If there was ever a time for Apple CEO Tim Cook to throw investors a bone it’s now. Ahead of Apple’s quarterly earnings tomorrow, shares of the word’s most fawned over company have slid from an all-time high of $705 last September to about $391 as of Friday’s close. Apple stock is the lowest it’s been since the death of Steve Jobs in 2011.

You can argue whether Apple’s peak was ever rational, but what investors are looking for now is a sign that will help them decide if the Apple blood-letting has gone far enough, or if the stock has further to fall. Here are five things investors will be keeping an eye on.

1. Admitting there is a problem. As Apple has shed $290 billion in market value since its peak in September (let’s pause and reflect on that mammoth number, that’s about 12 times the current value of Dell up in smoke) Cook and the Apple team have been close-lipped on the matter. Acknowledging there is an almost $300 billion problem with your stock is the first step toward recovery. Cook needs to give investors some comfort that he is interested in taking measures to bolster shares.

2. Gross margin, rising or falling? As highlighted by Fortune’s Philip Elmer-DeWitt, gross margin underpins both the bull and bear cases for Apple stock. Apple’s industry-best gross margins peaked at just north of 47% a year ago. In January Apple reported gross margin of about 39%. Apple stock bears believe that with ongoing pressure from Samsung and lower-priced and lower-margin gadgets running Android, Apple will not be able to regain its former hefty margin. In that scenario, Apple’s financial edge as company continues to erode, along with its stock price. Apple bulls meanwhile will be looking for improving margin as Apple works through the kinks in cranking out its new lineup of iPhones and iPads in particular.

3. How about a dividend increase? Raising Apple’s dividend would be a definite gift to investors; a sign that yes, Apple does care. And while in some ways it is also a signal that Apple’s best growth days are behind it, it would likely give the value investing crowd confidence to put some cash back into Apple shares.

4. You’re sitting on $150 billion in cash, spend some of it. A chunk of all that moolah Apple is hoarding needs to be put to good use. Increasing the dividend is one such use, but signaling that Apple is prepared to make some big moves and buy some companies of substance would get the investor juices flowing. Look, Google takes risks with its money, some pan out (YouTube), others are a work in progress (Motorola), but it is trying to move the ball forward by filling in with the people and technologies it lacks. Apple is practically nowhere in web applications, it can use the help, and it has the money to buy it. Stop being such a tightwad.

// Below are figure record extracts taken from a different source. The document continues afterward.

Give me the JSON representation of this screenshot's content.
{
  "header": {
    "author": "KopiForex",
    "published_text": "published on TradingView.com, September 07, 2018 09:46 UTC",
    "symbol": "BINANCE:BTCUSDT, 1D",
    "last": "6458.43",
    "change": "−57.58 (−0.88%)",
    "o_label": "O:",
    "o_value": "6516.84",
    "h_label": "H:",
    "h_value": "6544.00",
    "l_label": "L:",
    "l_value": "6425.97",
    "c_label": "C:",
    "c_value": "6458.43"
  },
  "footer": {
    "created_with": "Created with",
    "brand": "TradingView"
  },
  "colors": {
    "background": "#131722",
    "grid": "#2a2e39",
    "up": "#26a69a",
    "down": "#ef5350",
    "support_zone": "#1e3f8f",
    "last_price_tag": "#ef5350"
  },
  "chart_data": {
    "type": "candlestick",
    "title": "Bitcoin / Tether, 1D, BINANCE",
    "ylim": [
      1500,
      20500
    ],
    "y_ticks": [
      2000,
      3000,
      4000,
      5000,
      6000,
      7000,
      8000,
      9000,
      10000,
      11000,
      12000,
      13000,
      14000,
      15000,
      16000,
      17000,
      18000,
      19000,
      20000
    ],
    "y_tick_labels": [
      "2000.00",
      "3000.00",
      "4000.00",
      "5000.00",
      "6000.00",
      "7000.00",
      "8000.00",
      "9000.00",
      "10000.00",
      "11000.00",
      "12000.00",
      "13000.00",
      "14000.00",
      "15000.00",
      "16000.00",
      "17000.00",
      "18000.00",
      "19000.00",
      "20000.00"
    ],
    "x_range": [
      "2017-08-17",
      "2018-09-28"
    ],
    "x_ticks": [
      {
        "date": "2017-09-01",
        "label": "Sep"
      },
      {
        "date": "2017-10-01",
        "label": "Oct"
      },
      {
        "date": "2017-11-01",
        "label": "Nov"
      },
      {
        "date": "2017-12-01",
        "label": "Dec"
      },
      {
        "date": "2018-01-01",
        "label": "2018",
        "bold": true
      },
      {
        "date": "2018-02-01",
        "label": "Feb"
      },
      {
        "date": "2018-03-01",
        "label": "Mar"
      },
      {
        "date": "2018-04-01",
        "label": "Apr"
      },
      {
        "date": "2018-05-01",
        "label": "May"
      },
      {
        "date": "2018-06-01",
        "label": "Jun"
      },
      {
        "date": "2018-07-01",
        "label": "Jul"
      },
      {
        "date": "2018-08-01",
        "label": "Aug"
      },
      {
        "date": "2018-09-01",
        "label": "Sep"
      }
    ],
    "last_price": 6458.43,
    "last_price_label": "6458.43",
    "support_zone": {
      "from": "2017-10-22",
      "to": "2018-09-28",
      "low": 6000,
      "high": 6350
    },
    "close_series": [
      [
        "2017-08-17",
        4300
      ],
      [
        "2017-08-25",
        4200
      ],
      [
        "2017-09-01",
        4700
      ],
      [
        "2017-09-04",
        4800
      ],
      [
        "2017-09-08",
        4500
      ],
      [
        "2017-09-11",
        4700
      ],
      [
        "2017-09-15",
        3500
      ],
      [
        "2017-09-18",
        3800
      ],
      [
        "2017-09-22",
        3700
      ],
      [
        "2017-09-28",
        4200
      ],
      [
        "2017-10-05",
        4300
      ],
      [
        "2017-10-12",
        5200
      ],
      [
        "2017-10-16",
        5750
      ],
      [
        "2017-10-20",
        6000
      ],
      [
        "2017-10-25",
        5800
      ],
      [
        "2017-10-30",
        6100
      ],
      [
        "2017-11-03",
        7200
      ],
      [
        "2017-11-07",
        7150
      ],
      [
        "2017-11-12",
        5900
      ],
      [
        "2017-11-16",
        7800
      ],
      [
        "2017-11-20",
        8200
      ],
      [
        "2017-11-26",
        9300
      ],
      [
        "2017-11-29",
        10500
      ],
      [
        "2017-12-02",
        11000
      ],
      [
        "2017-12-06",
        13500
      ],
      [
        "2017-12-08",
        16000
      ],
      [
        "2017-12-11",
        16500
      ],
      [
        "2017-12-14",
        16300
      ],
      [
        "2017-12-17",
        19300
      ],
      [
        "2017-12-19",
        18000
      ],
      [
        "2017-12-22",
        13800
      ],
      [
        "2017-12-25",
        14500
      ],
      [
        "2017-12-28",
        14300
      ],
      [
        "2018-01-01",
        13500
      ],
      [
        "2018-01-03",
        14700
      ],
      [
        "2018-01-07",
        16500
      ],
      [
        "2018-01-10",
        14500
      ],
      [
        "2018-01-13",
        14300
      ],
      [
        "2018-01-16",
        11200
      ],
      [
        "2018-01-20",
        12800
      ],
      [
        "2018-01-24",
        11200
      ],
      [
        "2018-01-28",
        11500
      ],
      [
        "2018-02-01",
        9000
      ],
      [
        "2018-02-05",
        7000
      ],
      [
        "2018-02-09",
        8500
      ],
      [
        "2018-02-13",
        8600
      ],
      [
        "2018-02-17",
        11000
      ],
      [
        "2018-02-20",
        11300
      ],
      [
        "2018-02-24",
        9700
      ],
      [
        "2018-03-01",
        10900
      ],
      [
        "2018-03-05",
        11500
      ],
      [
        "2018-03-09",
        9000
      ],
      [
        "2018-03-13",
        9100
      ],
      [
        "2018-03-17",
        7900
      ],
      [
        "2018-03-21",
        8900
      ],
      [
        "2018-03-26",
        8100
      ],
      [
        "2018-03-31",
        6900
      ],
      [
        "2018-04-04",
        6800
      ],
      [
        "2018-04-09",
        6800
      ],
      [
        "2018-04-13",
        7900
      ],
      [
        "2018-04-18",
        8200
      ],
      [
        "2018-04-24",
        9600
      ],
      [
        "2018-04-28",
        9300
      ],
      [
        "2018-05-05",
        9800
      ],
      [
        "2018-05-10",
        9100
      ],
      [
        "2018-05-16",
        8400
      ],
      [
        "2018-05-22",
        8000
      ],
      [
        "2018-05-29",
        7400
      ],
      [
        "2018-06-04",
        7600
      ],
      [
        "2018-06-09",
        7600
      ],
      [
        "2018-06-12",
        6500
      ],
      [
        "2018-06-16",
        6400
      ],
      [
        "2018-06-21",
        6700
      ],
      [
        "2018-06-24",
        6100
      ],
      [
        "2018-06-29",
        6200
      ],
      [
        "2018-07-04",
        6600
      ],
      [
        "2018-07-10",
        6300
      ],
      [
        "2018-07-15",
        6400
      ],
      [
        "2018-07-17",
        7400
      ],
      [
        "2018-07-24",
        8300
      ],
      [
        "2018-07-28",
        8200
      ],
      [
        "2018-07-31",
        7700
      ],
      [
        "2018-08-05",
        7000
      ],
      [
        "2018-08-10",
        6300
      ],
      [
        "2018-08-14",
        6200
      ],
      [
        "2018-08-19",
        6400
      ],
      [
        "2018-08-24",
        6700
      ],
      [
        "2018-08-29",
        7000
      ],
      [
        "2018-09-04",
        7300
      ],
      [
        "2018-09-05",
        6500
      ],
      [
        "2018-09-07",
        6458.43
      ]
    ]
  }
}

5. Give us the damn Apple TV, or something new. In the end, incremental moves like dividend increases won’t send Apple stock soaring to previous heights. Shares don’t get back to that level, if they ever do, unless Apple can create new markets with new devices like it did with the iPhone and the iPad. That is a very tall order, of course, but more of the same won’t bring back growth – and above all, that is what investors crave.